Sri Lankan police late Wednesday made public the names and photographs of nine suicide bombers who carried out the series of Easter Day explosions, including the locations where their bombs were detonated.
The list of eight men and one woman included the man officials say led the attack, extremist preacher Mohamed Zahran, also known as Zahran Hashim, who was one of two attackers at Colombo’s Shangri-La Hotel. The woman who was identified was the wife of another bomber who triggered an explosion in front of her children at her spice trader father-in-law’s Colombo villa, killing herself and three police officers investigating the earlier near-simultaneous blasts at three churches and three hotels.
While some IS claims of late have been exaggerated or outright bogus, its focus on expanding outward follows the same pattern of al-Qaida, which grew to have dangerous franchises in areas like Yemen.
“This is part of the vengeance that awaits the crusaders and their henchmen,” al-Baghdadi said in the video.

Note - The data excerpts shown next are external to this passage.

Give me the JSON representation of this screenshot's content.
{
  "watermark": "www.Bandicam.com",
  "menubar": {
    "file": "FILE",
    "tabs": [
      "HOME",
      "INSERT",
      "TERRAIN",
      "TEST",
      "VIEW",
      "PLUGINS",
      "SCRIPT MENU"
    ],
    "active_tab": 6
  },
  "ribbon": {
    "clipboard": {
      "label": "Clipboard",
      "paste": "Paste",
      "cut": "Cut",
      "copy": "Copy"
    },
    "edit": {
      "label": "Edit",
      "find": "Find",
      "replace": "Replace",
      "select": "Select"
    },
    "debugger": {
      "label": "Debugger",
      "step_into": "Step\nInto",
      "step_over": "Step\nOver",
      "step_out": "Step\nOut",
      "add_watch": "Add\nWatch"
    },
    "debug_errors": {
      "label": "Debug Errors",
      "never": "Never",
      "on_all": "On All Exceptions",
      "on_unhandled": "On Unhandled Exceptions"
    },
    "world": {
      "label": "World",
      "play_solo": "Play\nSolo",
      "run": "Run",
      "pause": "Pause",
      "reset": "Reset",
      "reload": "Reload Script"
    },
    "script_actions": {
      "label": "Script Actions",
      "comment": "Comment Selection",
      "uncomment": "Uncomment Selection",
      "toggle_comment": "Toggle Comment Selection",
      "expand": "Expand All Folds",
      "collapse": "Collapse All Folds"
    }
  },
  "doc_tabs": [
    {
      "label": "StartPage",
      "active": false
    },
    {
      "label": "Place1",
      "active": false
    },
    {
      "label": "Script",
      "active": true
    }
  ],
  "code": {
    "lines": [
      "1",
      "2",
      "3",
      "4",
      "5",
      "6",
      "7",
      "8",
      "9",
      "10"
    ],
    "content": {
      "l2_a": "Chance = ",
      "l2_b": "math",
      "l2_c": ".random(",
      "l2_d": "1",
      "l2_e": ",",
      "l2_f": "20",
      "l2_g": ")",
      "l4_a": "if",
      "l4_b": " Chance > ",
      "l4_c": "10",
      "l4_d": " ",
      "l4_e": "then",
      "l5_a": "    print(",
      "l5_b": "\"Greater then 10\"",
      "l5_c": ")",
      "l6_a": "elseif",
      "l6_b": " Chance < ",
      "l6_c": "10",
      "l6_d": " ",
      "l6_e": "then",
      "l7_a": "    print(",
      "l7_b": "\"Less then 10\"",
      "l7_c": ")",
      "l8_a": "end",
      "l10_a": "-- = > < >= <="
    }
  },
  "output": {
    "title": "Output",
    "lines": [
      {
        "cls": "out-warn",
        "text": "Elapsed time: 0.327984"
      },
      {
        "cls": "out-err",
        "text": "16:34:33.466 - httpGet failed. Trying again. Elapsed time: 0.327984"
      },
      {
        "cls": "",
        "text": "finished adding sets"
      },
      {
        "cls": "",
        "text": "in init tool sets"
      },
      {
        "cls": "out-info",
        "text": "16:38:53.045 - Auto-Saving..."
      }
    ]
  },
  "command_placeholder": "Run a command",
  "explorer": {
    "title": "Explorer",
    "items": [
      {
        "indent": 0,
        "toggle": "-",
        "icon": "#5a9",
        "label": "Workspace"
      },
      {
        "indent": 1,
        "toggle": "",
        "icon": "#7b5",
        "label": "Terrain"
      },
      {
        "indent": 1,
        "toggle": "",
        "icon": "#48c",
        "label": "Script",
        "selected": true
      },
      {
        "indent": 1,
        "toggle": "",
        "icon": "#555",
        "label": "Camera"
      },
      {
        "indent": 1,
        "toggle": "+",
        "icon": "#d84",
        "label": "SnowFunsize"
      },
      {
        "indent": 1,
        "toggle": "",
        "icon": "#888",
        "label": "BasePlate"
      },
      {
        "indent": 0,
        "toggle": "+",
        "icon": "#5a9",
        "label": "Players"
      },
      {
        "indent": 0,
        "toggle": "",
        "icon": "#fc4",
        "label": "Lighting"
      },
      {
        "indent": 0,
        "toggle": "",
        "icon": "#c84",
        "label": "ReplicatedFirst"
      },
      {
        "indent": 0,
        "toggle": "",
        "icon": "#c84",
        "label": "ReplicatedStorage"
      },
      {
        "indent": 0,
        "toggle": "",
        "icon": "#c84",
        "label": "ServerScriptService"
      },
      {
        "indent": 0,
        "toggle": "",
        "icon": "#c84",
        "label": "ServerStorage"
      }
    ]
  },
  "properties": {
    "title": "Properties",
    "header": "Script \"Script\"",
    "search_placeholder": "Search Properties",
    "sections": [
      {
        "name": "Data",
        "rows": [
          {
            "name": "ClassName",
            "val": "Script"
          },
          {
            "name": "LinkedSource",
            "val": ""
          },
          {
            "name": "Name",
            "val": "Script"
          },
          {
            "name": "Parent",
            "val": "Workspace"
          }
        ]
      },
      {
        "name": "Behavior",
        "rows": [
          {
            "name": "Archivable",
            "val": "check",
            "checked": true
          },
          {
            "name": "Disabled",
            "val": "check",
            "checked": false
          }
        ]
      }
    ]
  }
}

He extolled militants in Sri Lanka for “striking the homes of the crusaders in their Easter, in vengeance for their brothers in Baghouz,” a reference to the Islamic State group’s last bastion in eastern Syria, which was captured by U.S.-backed fighters in March. The militants involved in the attacks that killed more than 250 people followed a local extremist leader, but more than 30 Sri Lankans are believed to have once been Islamic State fighters in Syria and Iraq.
“It is still unclear if any of the Sri Lanka terrorists had fought for ISIS in Syria and Iraq and were returnees, or if they were locally trained and linked up with ISIS online,” an analysis from the Asia-Pacific Foundation said. “What we are witnessing has been an evolving terrorist dynamic where an attack is developed and conceived abroad but that local radicals are recruited to implement the final stage.”
Simply put: The new threat from the Islamic State is a lot like the old threat, except the group doesn’t have a home address anymore. For years, the group’s leaders huddled in IS-held cities in Iraq and Syria to plot attacks abroad, even as they terrorized residents at home.
Now mass casualty assaults like the 2015 attacks on the Bataclan theater in Paris may be planned much closer to local militants’ homes, like the Easter attack in Sri Lanka. One of the churches hit was just a town from where the alleged leader of that assault preached his extremist message.
That has been the case in the southern Philippines, where al-Baghdadi’s group has set its eyes on latching on to local insurgencies or remotely executing plots it has financed, such as a massive siege of the Muslim-majority city of Marawi. Hundreds of IS-aligned local militants occupied buildings, homes and school campuses there in May 2017.
It took Filipino troops five months to quell the urban insurrection, which was reportedly patterned after the IS takeover of the northern Iraqi city of Mosul.
IS-aligned militants are also accused of carrying out two suicide attacks in the southern Philippines, including the Jan. 27 suicide bombing of a Roman Catholic cathedral during a Mass that killed 23.
That’s led to a monthslong counterinsurgency operation that Philippine Interior Secretary Eduardo Ano said has contained the militants.
For how long remains the question.
“Intensive military operations may weaken these groups temporarily, but airstrikes and killings only reinforce the narrative of state oppression in a way that serves the ideological cause,” said Sidney Jones, director of the Jakarta-based Institute for Policy Analysis of Conflict.
As the holy fasting month of Ramadan begins in just days, experts warn there could be even more attacks looming.
“Our battle today is one of attrition and stretching the enemy. They should know that jihad is ongoing until the day of judgment,” al-Baghdadi said.